ALTUS AIR FORCE BASE, Okla. -- Altus Air Force Base is a unique place, known for its relationship with the local community, which ties in to the award-winning, completely civilian maintenance team. The team won the 2017 Aerospace Maintenance Competition this year, adding to their ever-expanding list of accomplishments.

The 97th Maintenance Group, better known as the “A-team”, brings together a variety of civilians, many of whom are prior military, doing the same job now as they did while they served. However, there are options for non-veteran job seekers as well.

The Southwest Technology Center partnered with the A-Team in 1999 to start the Grow Your Own Mechanic program. This program was developed to not only supply Altus AFB with a fresh stream of trained mechanics, but to continue to hire from the local Altus area.

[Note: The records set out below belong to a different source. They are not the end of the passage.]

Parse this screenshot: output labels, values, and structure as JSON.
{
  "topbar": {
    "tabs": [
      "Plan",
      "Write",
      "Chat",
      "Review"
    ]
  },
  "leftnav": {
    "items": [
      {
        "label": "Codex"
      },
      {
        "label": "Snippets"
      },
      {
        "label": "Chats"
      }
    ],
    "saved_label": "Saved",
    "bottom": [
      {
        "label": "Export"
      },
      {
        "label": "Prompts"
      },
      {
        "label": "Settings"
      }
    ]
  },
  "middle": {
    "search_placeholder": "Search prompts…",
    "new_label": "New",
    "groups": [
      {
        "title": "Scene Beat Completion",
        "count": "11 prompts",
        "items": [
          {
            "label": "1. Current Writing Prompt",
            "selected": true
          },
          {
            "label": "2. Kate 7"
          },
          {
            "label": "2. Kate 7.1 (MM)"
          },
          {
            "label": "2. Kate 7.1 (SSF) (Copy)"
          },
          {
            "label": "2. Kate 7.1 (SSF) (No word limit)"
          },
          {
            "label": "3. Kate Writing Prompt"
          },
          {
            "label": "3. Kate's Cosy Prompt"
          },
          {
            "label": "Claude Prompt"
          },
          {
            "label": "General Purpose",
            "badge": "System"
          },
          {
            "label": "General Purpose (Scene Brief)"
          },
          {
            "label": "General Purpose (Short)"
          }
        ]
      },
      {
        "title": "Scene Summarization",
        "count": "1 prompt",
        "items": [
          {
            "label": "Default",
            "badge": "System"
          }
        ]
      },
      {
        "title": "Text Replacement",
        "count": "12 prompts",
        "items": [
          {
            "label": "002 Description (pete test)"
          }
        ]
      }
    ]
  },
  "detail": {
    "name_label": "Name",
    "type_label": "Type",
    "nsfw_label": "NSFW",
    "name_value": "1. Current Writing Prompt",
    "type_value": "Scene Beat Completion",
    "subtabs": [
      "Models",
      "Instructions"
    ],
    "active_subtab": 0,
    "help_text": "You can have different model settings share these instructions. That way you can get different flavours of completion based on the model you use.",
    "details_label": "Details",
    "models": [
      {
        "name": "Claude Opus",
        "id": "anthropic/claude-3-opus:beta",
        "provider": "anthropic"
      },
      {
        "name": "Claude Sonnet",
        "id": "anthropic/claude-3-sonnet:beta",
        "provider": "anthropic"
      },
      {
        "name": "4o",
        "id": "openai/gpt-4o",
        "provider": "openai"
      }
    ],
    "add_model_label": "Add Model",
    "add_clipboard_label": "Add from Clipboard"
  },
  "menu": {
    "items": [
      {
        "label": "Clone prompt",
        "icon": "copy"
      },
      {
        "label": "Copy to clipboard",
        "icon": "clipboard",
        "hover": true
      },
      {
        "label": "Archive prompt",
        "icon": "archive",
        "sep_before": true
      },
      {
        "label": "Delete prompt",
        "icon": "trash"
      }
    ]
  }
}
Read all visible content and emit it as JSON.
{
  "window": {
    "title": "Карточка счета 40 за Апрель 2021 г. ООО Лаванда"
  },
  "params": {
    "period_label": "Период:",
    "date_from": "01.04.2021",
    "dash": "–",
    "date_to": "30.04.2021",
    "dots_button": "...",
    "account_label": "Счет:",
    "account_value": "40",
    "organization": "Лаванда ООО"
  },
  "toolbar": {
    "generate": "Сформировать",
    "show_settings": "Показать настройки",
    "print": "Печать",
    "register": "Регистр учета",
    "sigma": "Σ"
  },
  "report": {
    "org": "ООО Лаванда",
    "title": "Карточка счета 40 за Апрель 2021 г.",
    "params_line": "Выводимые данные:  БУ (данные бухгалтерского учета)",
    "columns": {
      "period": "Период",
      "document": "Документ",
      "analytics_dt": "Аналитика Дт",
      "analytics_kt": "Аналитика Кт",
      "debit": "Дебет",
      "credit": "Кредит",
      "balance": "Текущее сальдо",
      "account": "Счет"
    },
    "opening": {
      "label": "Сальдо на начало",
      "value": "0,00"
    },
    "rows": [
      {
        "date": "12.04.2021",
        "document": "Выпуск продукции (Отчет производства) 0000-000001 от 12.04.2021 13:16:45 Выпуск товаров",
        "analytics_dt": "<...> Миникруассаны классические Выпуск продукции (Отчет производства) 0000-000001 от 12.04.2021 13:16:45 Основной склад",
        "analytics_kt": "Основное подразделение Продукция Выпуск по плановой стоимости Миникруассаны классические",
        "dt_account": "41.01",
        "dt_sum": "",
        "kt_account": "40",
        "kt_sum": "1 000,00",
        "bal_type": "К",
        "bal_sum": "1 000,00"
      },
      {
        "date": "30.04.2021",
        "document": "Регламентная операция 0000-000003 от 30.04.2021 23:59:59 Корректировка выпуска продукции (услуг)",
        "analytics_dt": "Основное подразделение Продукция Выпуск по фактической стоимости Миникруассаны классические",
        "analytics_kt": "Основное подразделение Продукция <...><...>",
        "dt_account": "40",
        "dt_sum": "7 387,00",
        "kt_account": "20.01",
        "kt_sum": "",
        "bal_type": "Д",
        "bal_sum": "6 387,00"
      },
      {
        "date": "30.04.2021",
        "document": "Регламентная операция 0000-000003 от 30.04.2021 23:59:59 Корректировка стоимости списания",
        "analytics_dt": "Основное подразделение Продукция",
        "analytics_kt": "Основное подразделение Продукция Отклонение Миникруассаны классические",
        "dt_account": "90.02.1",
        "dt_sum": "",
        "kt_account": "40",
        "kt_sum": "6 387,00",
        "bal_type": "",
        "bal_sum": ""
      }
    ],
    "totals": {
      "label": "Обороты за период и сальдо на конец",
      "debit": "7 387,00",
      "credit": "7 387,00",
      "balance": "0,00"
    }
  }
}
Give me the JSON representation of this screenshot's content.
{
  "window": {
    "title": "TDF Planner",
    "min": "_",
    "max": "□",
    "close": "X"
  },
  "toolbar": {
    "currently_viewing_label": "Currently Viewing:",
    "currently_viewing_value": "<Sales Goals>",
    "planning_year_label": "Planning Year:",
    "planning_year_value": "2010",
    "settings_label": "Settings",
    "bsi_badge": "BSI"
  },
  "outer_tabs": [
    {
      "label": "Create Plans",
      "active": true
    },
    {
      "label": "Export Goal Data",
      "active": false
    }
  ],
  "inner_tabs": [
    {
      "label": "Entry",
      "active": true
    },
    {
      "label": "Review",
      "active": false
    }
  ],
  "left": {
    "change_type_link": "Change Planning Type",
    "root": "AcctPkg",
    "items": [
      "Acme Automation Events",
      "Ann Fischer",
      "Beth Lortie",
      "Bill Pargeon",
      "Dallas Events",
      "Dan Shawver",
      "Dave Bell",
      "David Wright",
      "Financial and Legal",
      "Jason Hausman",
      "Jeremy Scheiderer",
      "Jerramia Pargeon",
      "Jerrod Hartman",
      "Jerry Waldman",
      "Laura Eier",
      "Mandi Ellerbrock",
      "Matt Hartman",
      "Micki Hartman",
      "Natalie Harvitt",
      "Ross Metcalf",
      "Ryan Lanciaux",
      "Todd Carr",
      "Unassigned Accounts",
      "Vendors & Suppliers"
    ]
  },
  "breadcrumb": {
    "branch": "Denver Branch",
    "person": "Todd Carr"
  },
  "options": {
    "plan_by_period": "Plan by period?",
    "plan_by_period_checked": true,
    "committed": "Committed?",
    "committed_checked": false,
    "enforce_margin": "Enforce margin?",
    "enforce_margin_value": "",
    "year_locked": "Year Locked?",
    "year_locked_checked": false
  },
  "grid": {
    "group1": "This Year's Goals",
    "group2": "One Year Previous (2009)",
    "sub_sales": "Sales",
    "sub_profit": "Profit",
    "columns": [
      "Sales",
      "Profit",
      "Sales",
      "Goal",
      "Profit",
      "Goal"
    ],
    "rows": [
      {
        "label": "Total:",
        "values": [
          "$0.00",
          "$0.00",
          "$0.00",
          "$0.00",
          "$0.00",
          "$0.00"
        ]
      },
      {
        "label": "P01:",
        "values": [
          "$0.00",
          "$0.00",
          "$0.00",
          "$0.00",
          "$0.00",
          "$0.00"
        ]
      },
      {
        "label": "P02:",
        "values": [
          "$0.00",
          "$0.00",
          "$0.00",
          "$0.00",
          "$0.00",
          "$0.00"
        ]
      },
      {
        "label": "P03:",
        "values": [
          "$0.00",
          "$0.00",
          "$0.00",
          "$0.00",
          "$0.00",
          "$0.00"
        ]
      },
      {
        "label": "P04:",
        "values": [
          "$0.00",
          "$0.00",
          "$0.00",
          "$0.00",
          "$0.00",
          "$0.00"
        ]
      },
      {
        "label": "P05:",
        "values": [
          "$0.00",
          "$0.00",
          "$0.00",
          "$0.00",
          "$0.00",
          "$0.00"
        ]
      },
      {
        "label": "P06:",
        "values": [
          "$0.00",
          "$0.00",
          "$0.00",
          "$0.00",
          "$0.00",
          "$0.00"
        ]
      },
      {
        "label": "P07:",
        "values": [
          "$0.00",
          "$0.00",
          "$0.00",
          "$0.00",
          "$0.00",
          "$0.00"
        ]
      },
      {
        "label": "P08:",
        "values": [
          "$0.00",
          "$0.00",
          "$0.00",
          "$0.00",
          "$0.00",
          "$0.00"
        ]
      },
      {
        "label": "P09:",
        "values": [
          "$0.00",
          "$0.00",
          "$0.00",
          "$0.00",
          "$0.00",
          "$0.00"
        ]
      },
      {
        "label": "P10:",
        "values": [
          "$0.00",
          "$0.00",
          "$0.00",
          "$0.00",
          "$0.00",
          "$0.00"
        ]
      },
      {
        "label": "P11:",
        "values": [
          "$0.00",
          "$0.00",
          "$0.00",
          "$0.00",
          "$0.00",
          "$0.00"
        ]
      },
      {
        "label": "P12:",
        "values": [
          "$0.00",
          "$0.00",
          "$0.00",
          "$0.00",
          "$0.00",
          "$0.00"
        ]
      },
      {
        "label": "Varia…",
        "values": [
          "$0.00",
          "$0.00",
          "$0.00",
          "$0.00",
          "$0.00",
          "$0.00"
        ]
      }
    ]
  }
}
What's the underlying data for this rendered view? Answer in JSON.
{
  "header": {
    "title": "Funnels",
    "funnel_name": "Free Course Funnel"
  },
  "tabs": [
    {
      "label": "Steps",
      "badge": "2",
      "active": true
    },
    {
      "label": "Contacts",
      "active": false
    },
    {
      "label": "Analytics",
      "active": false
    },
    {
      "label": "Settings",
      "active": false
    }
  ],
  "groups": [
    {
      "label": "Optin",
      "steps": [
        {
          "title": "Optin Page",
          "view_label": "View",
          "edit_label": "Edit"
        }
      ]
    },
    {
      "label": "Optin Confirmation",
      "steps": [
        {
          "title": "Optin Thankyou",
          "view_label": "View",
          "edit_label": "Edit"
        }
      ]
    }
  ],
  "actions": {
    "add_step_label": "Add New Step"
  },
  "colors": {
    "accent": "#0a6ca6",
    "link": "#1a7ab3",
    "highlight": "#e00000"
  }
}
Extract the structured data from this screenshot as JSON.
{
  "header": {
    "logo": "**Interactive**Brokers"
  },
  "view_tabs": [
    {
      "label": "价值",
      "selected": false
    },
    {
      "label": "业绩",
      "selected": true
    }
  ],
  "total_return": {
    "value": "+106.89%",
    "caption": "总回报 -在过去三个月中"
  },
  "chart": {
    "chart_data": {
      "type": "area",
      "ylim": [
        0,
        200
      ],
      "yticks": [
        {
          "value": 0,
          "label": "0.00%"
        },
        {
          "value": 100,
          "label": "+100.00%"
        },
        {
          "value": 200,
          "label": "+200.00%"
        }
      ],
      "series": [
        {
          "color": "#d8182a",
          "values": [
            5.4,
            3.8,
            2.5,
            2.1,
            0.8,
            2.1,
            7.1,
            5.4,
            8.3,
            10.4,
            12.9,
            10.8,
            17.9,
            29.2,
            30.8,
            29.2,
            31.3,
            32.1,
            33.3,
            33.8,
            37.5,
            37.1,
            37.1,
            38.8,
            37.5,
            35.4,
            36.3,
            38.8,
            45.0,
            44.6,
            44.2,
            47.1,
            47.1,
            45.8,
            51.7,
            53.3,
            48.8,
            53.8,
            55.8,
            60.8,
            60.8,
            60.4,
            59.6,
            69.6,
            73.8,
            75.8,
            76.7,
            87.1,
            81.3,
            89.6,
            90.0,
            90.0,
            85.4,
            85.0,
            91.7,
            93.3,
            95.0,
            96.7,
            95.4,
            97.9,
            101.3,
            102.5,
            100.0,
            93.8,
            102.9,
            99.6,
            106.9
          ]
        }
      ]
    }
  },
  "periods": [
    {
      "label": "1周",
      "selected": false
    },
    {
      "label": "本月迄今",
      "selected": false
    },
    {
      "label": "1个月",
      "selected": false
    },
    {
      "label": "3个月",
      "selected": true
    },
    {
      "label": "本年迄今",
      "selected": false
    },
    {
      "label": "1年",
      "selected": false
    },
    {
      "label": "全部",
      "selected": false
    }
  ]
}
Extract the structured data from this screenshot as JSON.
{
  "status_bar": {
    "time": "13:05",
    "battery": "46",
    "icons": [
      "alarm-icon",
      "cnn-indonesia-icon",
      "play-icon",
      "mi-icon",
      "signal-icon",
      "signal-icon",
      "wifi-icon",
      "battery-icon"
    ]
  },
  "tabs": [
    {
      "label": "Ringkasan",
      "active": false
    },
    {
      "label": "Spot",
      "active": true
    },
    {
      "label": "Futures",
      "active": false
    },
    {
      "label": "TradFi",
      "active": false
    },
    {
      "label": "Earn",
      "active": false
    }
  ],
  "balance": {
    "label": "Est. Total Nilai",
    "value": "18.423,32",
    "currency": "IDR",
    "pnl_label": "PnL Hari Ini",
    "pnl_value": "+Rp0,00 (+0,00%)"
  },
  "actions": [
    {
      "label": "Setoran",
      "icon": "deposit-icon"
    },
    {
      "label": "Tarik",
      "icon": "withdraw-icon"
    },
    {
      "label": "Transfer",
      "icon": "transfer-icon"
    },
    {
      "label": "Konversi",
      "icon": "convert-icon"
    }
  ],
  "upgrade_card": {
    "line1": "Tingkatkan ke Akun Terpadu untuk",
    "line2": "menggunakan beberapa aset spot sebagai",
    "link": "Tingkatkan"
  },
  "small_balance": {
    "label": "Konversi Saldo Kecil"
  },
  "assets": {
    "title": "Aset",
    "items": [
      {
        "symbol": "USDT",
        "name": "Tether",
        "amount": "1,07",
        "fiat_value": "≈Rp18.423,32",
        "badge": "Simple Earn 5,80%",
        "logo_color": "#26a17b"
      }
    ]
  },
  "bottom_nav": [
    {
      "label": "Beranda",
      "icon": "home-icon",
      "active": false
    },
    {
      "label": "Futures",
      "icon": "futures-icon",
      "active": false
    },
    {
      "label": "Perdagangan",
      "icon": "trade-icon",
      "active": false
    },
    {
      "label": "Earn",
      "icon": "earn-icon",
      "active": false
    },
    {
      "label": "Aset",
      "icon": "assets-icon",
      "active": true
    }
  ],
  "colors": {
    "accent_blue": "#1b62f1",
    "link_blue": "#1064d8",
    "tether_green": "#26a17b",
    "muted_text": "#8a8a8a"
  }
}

The program is run by the technology center and allows students to get hands on experience with the Air Force while receiving education and certification.

After the students graduate from the airframe and power plant portion of their training they start an internship with the A-Team. The students work for eight hours a day, receiving valuable on the job training. After the training is finished, the students have the opportunity to join the A-Team as an official member.

“If I had the opportunity when I was younger, I would’ve immediately jumped on it,” said Mike Miller, a functional manager for the 97th MXG. “It’s a huge opportunity for younger people to get a chance to work with the Department of Defense. There’s a lot of people who didn’t serve or can’t, so this gives them the opportunity to be a part of the military community.”

Southwest Technology Center and Altus AFB have come together to not only help the base, but assist the community.

“The partnership between Altus AFB and SWTC is a win-win in all aspects,” Said Jill Owenby, the Marketing and Communications director for SWTC. “SWTC works diligently and in conjunction with the A-Team to ensure a local workforce is trained and certified to assist with the mission of Altus AFB.”

Becoming a member of the A-team provides benefits unmatched by the civilian sector. As a government employee, A-Team can receive a pension after 20 years of service, turning their job into a sustainable career.

“I’ve been out here for 17 years,” said Brandi Roblez, the supervisor of the personnel section assigned to the 97th MXG. “It’s my lifelong career. You have a lot of opportunity in little old Altus. I’ve done almost everything there is to do in maintenance. If you appreciate aviation and what the government can do for you, you’re going to have a great career and get a lot of opportunity.”

For some people joining a maintenance team might seem overwhelming. Some may worry about working in a military environment as a civilian, but there’s nothing to fear.

“They call Altus the big ‘A’ and we just so happen to be the A-Team,” said Roblez. “We’ve been here longer than anybody and we’re highly respected. Any Grow Your Own Mechanic is immediately accepted here and they’re definitely welcomed. We love doing what we do and I think we’re the best in the industry.”

The impact of the program is bigger than the individual and extends to the local community as well. Last year, 6.6 million dollars were allocated as payment alone to civilian workers. In a small town like Altus, that amount of money goes a long way.

The Grow Your Own Mechanic program has served as a framework for similar programs across the Air Force. As Altus AFB acquires the newest KC-46 Pegasus, a need for more well-trained mechanics will arise, pushing Altus AFB to look to the local community.